I'm pleased with it, but then again, I don't have any other cross bikes to compare it with.


----------



## RRRoubaix (Aug 27, 2008)

kjdhawkhill said:


> I really like my 2007 rx1. I don't think they've changed the frame much, but they have downgraded the fork (EC 90x => EC70x) and have upgraded to full 105 10spd from Tiagra / 105 mixed 9spd drive. I don't race, but do ride gravel and road for the majority of the time. I have taken it on single track with worn out cross tires (too much road riding) and it behaved about how I suspected it would.
> 
> I'm pleased with it, but then again, I don't have any other cross bikes to compare it with.


Yeah, I noticed a lot of the RBR reviews were for an older model (not sure if all were '07). I was a little alarmed about the fork change... But I'm very glad they upgraded to 105 from Tiagra. I'm not totally sold on the BB30 stuff, but I've nothing against it.
All in all, it looks good!

Not sure I dig the "army green" paint, but the bike's not for me.


----------



## kjdhawkhill (Jan 29, 2011)

I hate the army green. I vaguely recall that Raleigh took a vote between the green and a matte gray, with similar red markings. Their site has a black and white photo of the green, it looks gray ovbiously. It looks good that way.

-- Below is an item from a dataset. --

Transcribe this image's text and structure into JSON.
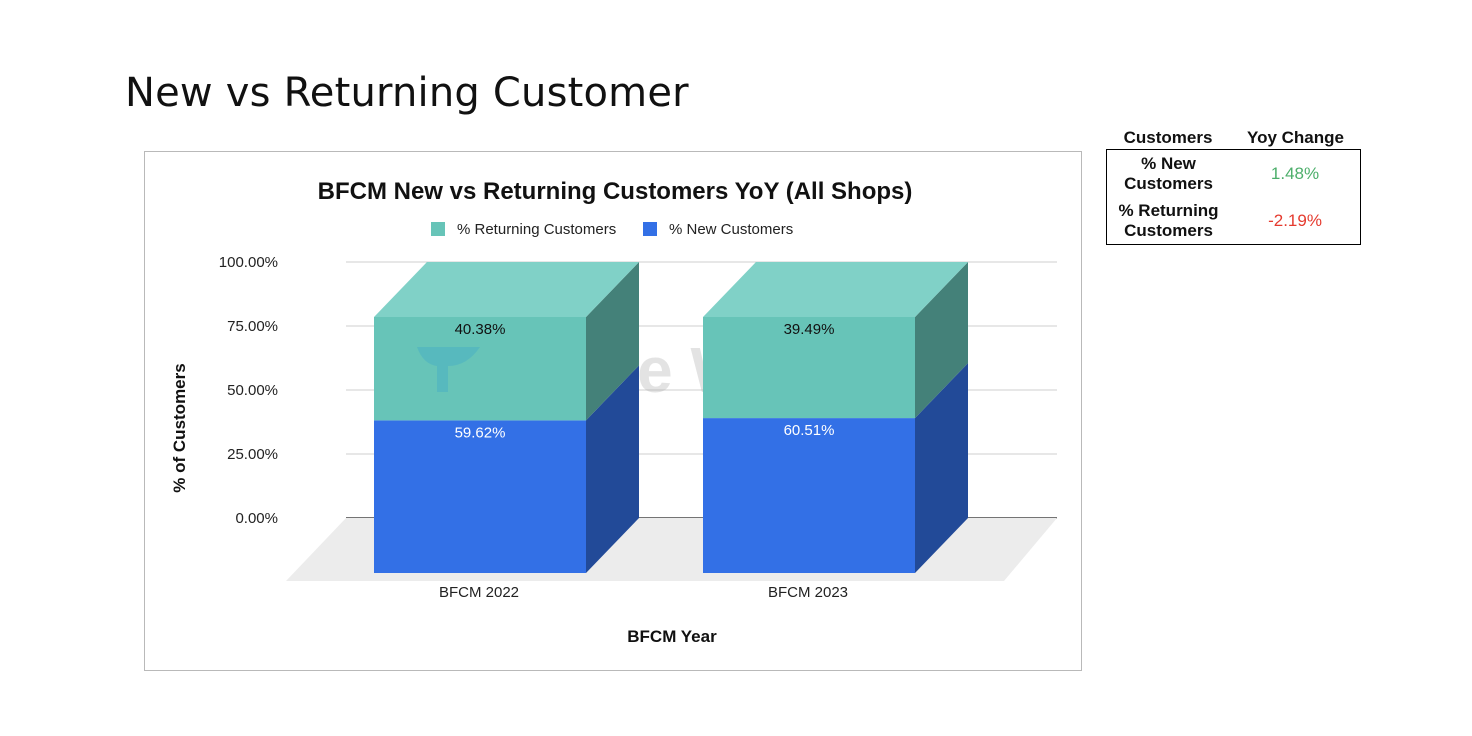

I have the blue frame with white fork, and don't like the paint scheme on it, but the bike does what I ask it to do. 

I wonder if the Easton people can describe any evolutions in the same time. Just because it was the top of their line 4-6 years ago doesn't mean that their second tier fork hasn't surpassed it in performance, weight etc. For example I would imagine that Ultegra from 2011 shifts more crisply and reliably with lighter weight than one from 5-10 years ago.


----------



## Vegancx (Jan 22, 2004)

The frame geometry has carried over, but they've changed the tubing profiles, and it seems like they've lightened the frame too. 

The stock build is pretty solid. For racing, most of my guys only swapped out the wheels for tubulars. 

I was surprised how light they were with the stock 105 build. 

The BB30 system held up well for a season of Northeast cyclocross. I'm sold on it because it's lighter and narrows up the pedaling stance nicely.


----------